In author and illustrator Corinna Luyken’s atmospheric new picture book, My Heart, young readers see a series of diverse children whose innermost feelings are manifested via clever metaphors and softly rendered monotype illustrations. “My heart is a window,” one small child says as they stare through a window lit with vivid yellow sunlight. “Some days it is tiny,” says another child, wondering at a small and delicate flower in the grass.
In spare and pleasing rhyming text, Luyken explores the fears, joys and emotional vulnerabilities of children—and the moments when their hearts are closed (like a fence) or open (like the flowers in a dazzling bouquet). Luyken juxtaposes the muted grays of pencil with lemony yellows that seem to shine from the pages in her simple, uncluttered compositions. If you linger over the artwork, you’ll see that Luyken includes a subtle heart shape on each spread.

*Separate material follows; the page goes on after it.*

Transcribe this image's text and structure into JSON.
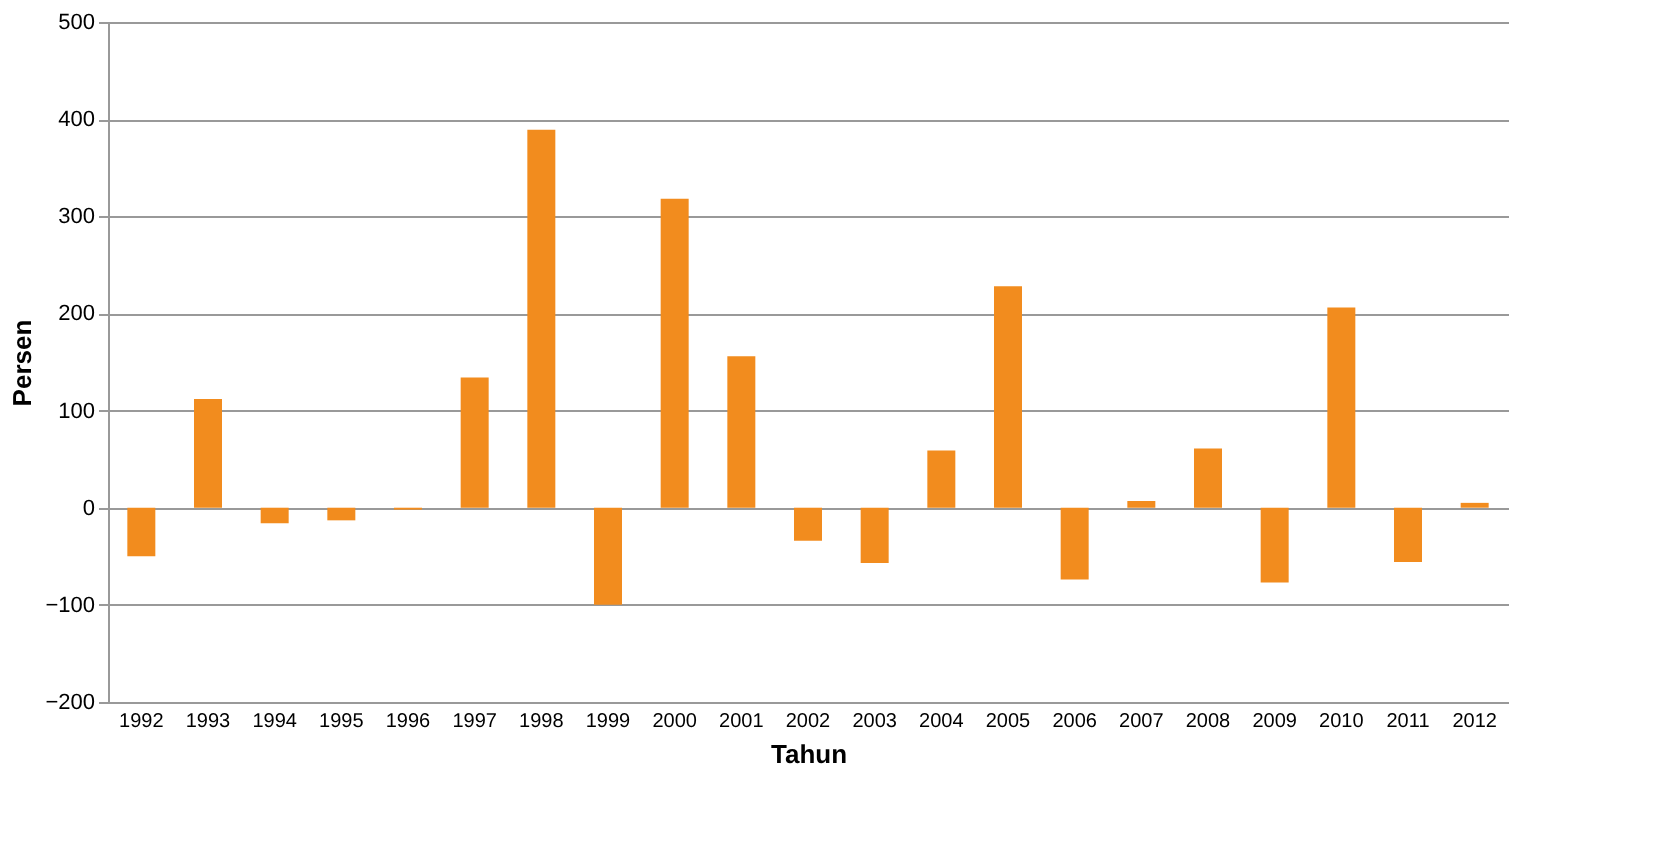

Some are more pronounced than others, like the heart that forms in the shadow cast by a long and daunting slide outdoors at twilight, or the heart shapes formed in the pattern of a wrought iron fence.
A heart can be “closed . . . / or open up wide,” and a young girl surrounded by luminescent yellows, with her arms spread wide in joy, proclaims, “I get to decide.” This is the foundation of Luyken’s sensitive story, and it’s an empowering notion: Whether their hearts are closed or open, broken or full, children have autonomy over their own interior lives.